Senior Lecturer in Games Development, Cardiff Metropolitan University
I have a diverse research career publishing papers on defects in semi-conductors, thin film delamination, ion motion in polymer hosts, Berne-Gay potential/boids model link and electro-cardio dynamics, before going to work for the Game Developer, Rare Ltd, part of Microsoft Games Studios.
There I was the main programmer of a GPU-based particle effects system. I then went on to be a Senior Programmer for a Serious Games Project at the International Digital Laboratory, University of Warwick, which was developing a motion-controlled game to teach children good nutrition and the worth of exercise. After that I was the Principal Technical Developer at the Serious Games Institute, Coventry University, where I was also the main technical advisor on the games industry and games development.
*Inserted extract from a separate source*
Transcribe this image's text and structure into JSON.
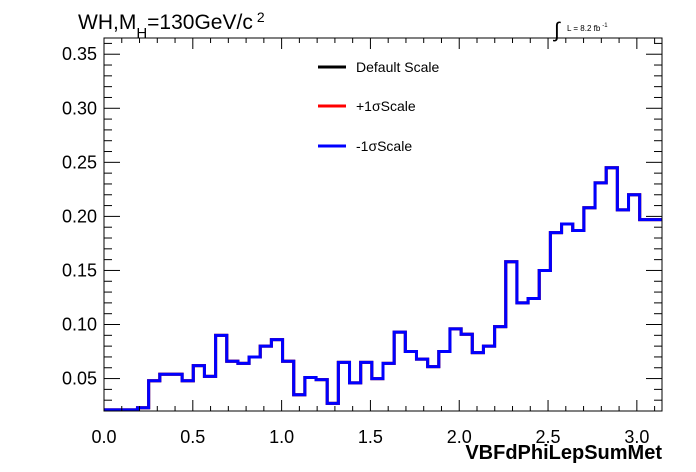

I am interested in the bringing together of computer games technology and research science, a kind of applied games technology. My novel paper, Scarle, S. (2009) Implications of the Turing Completeness of Reaction-Diffusion Models, informed by GPGPU simulations on an XBox 360: Cardiac Arrhythmias, Re-entry and the Halting Problem, Computational Biology and Chemistry, 33, 253, was the first journal paper published to use an Xbox 360 to carry out research simulations. I am particularly interested in the application of the Game Asset Pipeline to data visualisation, research computing and technical design for 3D printing.